If a feature class does not have an assigned alias, ArcGIS uses the feature class name as the alias on-the-fly. When the feature class is transferred from a file geodatabase to an enterprise geodatabase, the alias also changes to reflect the fully qualified feature class name in the database (<database>.<schema>.<feature_class>). This may look like the feature class alias is not preserved during the transfer.

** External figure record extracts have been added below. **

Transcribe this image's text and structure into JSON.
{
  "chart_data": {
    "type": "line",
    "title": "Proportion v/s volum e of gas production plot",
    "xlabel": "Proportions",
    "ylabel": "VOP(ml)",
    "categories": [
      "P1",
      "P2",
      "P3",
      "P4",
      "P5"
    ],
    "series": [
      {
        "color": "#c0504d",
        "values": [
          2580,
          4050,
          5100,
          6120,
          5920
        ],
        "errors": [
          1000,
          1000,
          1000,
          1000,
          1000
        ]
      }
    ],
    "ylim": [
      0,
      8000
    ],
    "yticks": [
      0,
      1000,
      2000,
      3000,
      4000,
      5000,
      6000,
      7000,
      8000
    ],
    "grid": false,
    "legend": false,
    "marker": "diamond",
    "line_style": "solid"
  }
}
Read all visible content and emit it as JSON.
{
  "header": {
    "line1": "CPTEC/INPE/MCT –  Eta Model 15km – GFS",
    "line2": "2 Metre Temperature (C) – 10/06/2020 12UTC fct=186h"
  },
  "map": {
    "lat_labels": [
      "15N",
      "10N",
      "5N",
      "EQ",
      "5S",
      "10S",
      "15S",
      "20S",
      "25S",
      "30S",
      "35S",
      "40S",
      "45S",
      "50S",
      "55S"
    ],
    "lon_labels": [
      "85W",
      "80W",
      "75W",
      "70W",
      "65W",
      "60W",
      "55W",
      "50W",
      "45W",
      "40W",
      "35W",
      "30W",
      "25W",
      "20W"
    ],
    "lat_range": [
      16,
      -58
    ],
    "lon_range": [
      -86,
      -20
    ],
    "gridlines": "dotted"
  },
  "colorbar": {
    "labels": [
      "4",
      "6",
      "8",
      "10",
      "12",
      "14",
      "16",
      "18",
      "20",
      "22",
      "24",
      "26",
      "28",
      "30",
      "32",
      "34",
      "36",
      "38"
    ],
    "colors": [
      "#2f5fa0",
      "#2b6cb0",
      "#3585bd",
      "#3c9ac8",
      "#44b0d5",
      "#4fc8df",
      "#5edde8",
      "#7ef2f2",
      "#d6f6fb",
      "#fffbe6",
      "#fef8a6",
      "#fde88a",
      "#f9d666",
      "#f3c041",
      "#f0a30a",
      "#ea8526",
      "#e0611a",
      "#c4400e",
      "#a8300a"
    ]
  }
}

The feature class (or table) alias is the alternative name of a feature class. It is the name displayed when a feature class is added to the map in ArcGIS clients. When creating a feature class, an alias can be assigned to the feature class, which becomes a property of the feature class. If an alias is not specified, ArcGIS uses the feature class name as the alias on-the-fly. The Describe ArcPy function can be used to check the alias name of a feature class:
desc = arcpy.Describe(<feature_class>) print ("AliasName:", desc.aliasName)
If a feature class does not have an assigned alias, desc.aliasName returns a blank field. The alias in the feature class properties window is what ArcGIS generates on-the-fly for the feature class to use when added to a map. In a file geodatabase, the 'on-the-fly' alias looks identical to the feature class name. In an enterprise geodatabase, the feature class name is fully qualified with the database (except Oracle) and with the schema name appended in front of the actual feature class name. The on-the-fly alias reflects the fully qualified name too. As a result, when transferring a feature class which utilizes an on-the-fly alias, it appears that the actual feature class alias is not preserved, however, in fact the feature class does not have a specified alias and the on-the-fly alias just stays in sync with the feature class name.